Linear SCM Identification in the Presence of Confounders and Gaussian Noise

Authors: Vahideh Sanjaroonpouri, Pouria Ramazi

ICLR 2025 | Venue PDF | Archive PDF | Plain Text | LLM Run Details

Reproducibility Variable Result LLM Response
Research Type Theoretical The paper primarily focuses on theoretical contributions, presenting theorems (e.g., Theorem 1, Theorem 2, Theorem 3), propositions, lemmas, and mathematical derivations for the identifiability of SCMs. While it includes a "Numerical Examples" section (Section VI), these examples are used to illustrate and demonstrate the theoretical findings with synthetic SCMs, rather than conducting empirical studies, analyzing real-world data, or reporting performance metrics. For instance, Example 1 states "We examine this SCM in three different scenarios to determine whether there are other SCMs with the same PDF" and Example 2 states "The example illustrates given an SCM C, when a permutation matrix P results in a distinct SCM C in the equivalence class of C." The examples numerically verify theoretical properties for specific cases, which is characteristic of theoretical work demonstrating concepts.

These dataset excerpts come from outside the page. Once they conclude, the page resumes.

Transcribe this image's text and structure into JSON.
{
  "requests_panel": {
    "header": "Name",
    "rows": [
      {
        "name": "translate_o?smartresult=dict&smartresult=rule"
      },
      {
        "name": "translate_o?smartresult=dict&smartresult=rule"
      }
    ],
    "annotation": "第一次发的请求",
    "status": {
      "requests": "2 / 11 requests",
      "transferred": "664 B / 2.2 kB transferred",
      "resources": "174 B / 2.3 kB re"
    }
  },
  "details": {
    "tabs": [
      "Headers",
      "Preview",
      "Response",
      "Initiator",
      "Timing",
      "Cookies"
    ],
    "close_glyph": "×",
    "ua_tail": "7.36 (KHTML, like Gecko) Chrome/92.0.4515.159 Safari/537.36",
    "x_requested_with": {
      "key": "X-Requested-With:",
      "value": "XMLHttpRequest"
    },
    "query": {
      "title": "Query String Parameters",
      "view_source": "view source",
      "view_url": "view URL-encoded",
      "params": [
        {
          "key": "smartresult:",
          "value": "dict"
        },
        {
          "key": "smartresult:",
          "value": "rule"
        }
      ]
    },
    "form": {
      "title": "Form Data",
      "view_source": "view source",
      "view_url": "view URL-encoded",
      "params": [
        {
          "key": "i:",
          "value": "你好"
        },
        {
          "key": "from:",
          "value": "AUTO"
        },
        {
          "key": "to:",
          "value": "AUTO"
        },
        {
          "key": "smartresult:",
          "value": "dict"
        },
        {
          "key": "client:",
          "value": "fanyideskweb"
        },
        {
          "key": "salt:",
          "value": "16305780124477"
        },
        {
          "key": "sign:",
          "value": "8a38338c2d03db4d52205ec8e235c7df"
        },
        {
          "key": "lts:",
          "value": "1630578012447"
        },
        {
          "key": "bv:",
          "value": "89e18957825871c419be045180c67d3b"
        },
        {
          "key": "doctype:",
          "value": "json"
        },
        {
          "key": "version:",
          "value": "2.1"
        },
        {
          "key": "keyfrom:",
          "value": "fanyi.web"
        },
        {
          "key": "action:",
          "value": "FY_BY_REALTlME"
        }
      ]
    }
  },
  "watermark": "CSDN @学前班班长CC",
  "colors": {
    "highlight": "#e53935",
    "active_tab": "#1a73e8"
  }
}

Researcher Affiliation Academia Vahideh Sanjaroon Department of Electrical & Computer Engineering Isfahan University of Technology Isfahan, 8415683111 Iran EMAIL Pouria Ramazi Department of Mathematics & Statistics Brock University St. Catharines, ON L2S 3A1, Canada EMAIL
Pseudocode Yes Algorithm 1: Finding the SCM equivalent to SCM C and corresponding to permutation matrix P
Open Source Code No The paper does not contain any explicit statement about releasing source code, nor does it provide any links to a code repository or mention code in supplementary materials.

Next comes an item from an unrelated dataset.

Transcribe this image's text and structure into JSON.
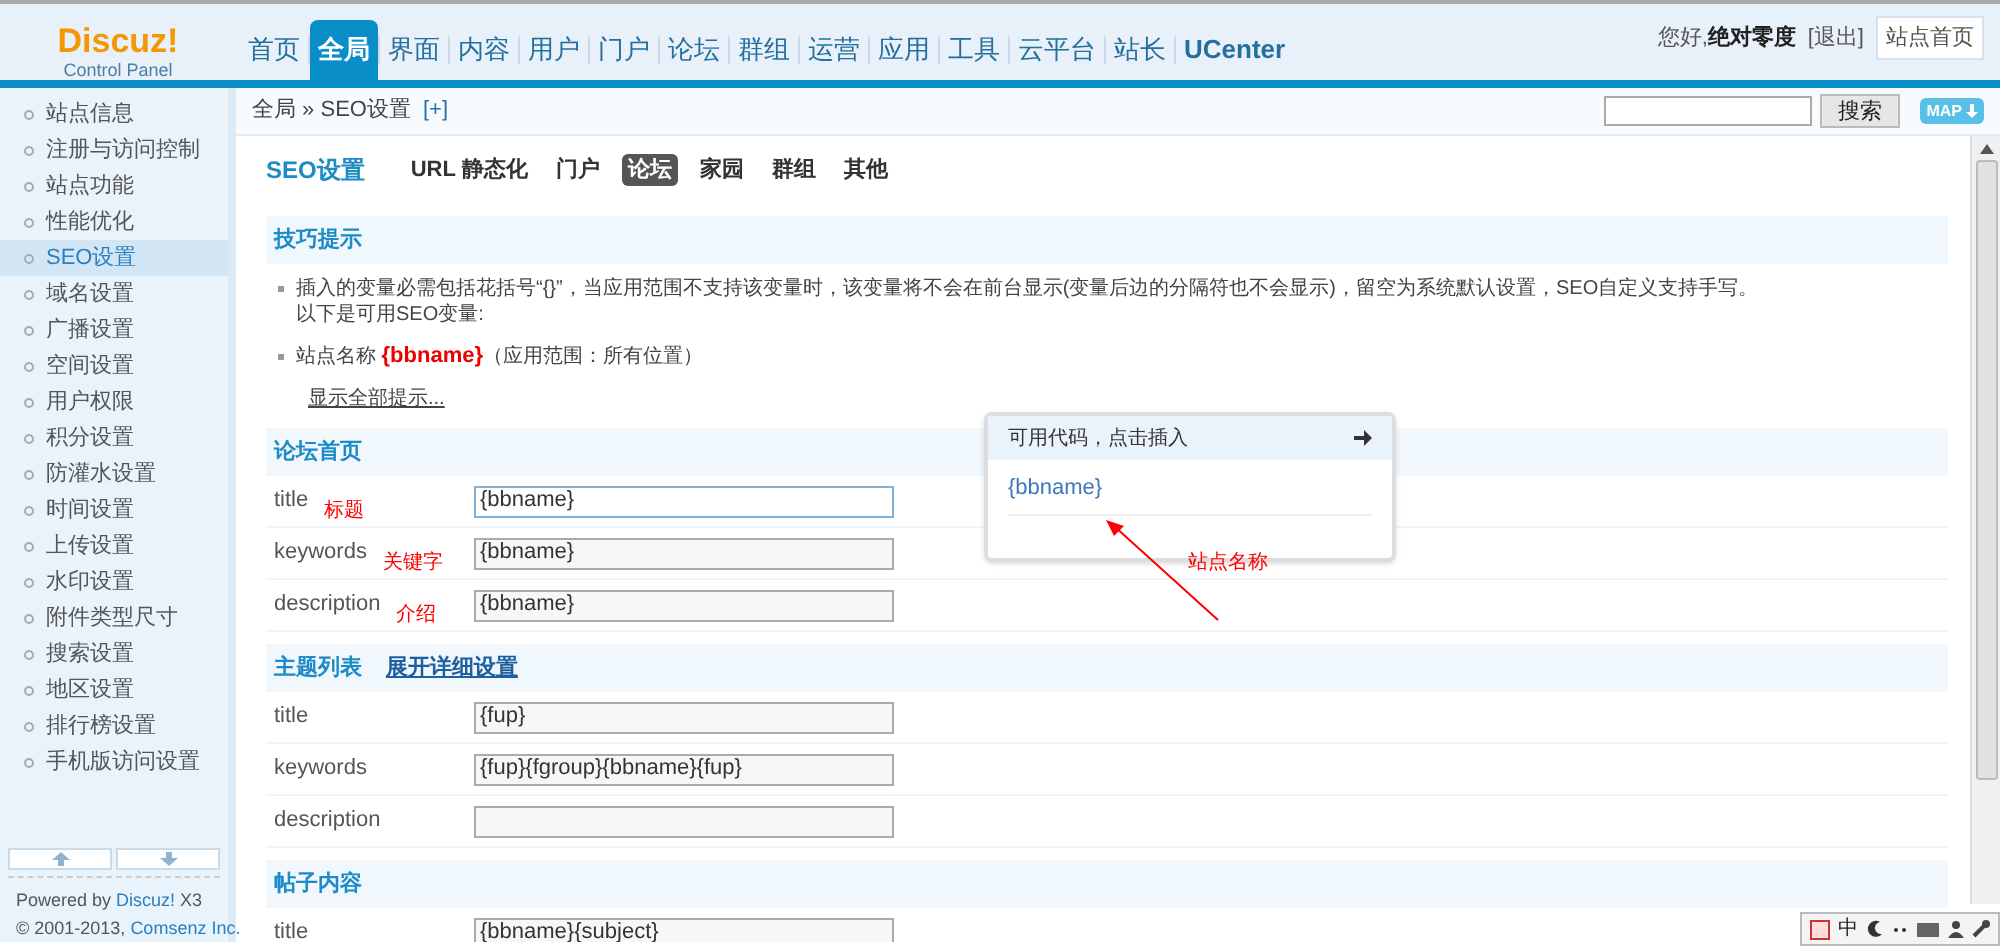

Open Datasets No The paper's "Numerical Examples" section (Section VI) describes hypothetical SCMs (e.g., C: X1 = H + 2Z1, X2 = H + X1 + Z2) and specific matrices for illustration, but does not use or refer to any publicly available datasets. The examples are constructed to demonstrate theoretical properties rather than being based on empirical data.

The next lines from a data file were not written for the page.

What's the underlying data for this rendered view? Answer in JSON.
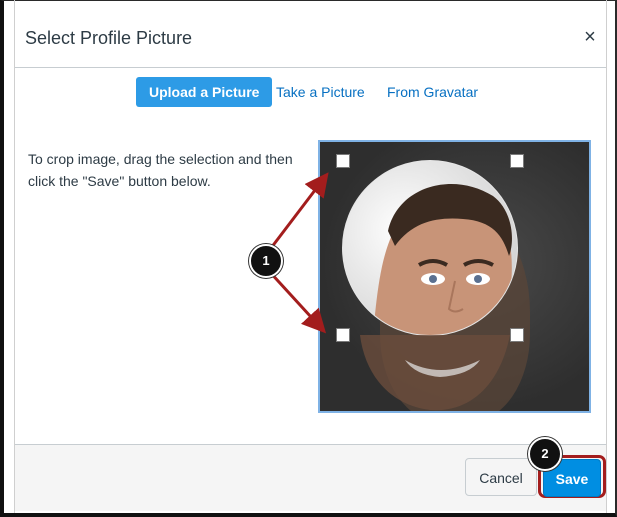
{
  "dialog": {
    "title": "Select Profile Picture",
    "close_glyph": "×"
  },
  "tabs": [
    {
      "label": "Upload a Picture",
      "active": true
    },
    {
      "label": "Take a Picture",
      "active": false
    },
    {
      "label": "From Gravatar",
      "active": false
    }
  ],
  "instructions": "To crop image, drag the selection and then click the \"Save\" button below.",
  "footer": {
    "cancel_label": "Cancel",
    "save_label": "Save"
  },
  "annotations": {
    "marker_1": "1",
    "marker_2": "2"
  },
  "colors": {
    "accent": "#008ee2",
    "active_tab": "#2d9be6",
    "link": "#0770c2",
    "annotation": "#a31d1d"
  }
}
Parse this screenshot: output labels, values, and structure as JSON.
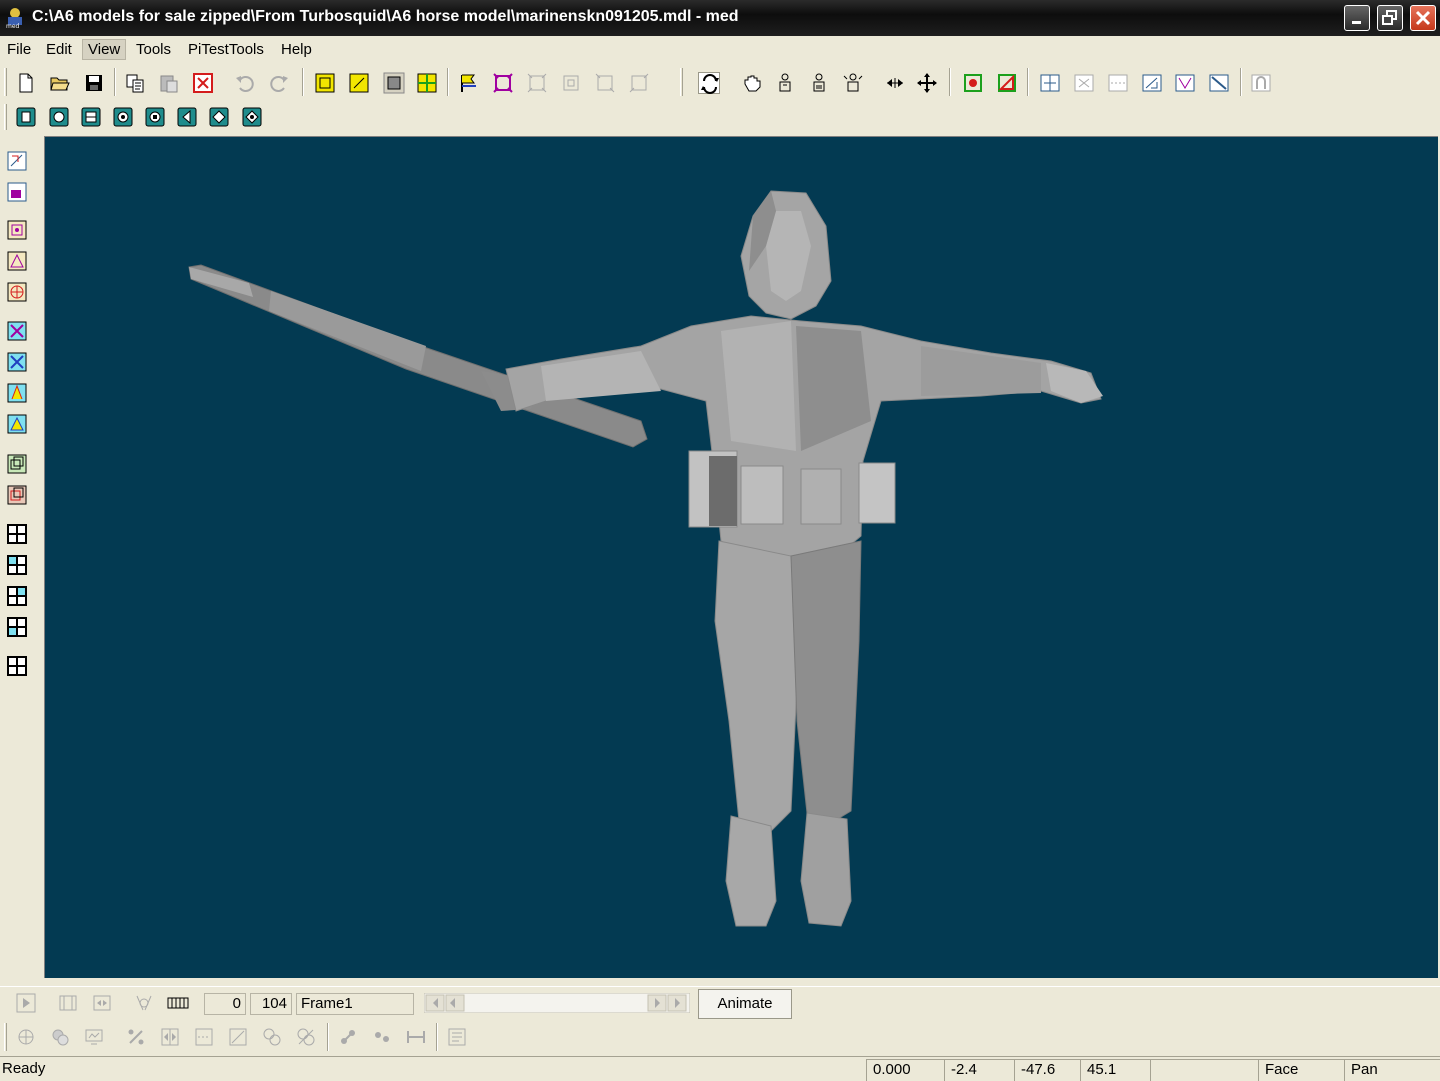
{
  "window": {
    "title": "C:\\A6 models for sale zipped\\From Turbosquid\\A6 horse model\\marinenskn091205.mdl - med",
    "icon": "med-app-icon",
    "controls": [
      "minimize-icon",
      "restore-icon",
      "close-icon"
    ]
  },
  "menu": {
    "items": [
      "File",
      "Edit",
      "View",
      "Tools",
      "PiTestTools",
      "Help"
    ],
    "active": "View"
  },
  "viewport": {
    "background": "#033a52",
    "model_color": "#9a9a9a"
  },
  "animation": {
    "start_frame": "0",
    "end_frame": "104",
    "frame_name": "Frame1",
    "animate_label": "Animate"
  },
  "status": {
    "ready": "Ready",
    "value1": "0.000",
    "x": "-2.4",
    "y": "-47.6",
    "z": "45.1",
    "empty": "",
    "mode": "Face",
    "tool": "Pan"
  },
  "colors": {
    "accent_yellow": "#f2e600",
    "accent_teal": "#1f8c8c",
    "accent_red": "#d41c1c",
    "accent_green": "#1ca01c"
  }
}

Dataset Splits No The paper does not conduct experiments on datasets; therefore, there is no mention of training/test/validation dataset splits.
Hardware Specification No The paper's "Numerical Examples" section, where computational steps are outlined for Algorithm 1, does not provide any specific details about the hardware used to perform these calculations.
Software Dependencies No The paper does not provide specific ancillary software details, such as library names with version numbers, that would be needed to replicate the numerical examples or any computational aspects of the work.
Experiment Setup No The paper describes theoretical models and illustrates them with numerical examples. However, it does not involve any experimental setup with hyperparameters, training configurations, or system-level settings typically found in empirical research.